The Lawrenceville School – Gruss Center for Art and Design

Firm
  • area / size 17,000 sqft
  • Completed 2020
  • Sasaki designed the Gruss Center for Art and Design for project-based learning at The Lawrenceville School in Lawrenceville, New Jersey.

    The new makerspace building at The Lawrenceville School is a new addition that bridges between an existing John Dixon Library (1930), renovated into a museum space, and the visual arts studios, to create a 21st century student learning center bookended by these two existing brick buildings.

    The strategy for enclosure has been to respond to this new typology by creating a neutral and simple piece that contrasts with its context, while allowing for transparency and student engagement with the activities that are happening inside.

    Today’s shift in the educational paradigm is centering the project-based learning as an effort to promote cross disciplinary teaching, where students realize their potential impact in the world by being able to make things with their hands, and where creativity is fostered by group collaboration and testing spaces.
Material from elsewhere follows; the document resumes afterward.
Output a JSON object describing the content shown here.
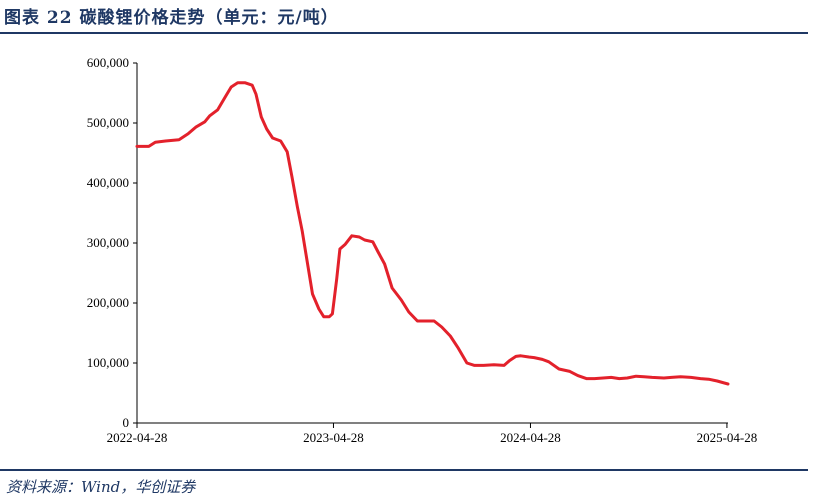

The aim of the project is to nurture this hands-on culture. Students will use virtual reality, robotics, and computer-based work as forces for innovation within their projects.

    The Gruss Center for Art and Design building includes 15,000 square feet of work-focused spaces on three levels that host, among other programs, lobby and forum spaces for student engagement, makerspaces (including wood and metal shops, clean labs, print and seminar rooms), and large storage areas. The Flex Room floating over the lobby is a 2,000 square foot room that can be divided into quarters or halves. This flexible learning space was incorporated into the design to give the school a place to host a multitude of events, including banquets, science fairs, and even large lectures.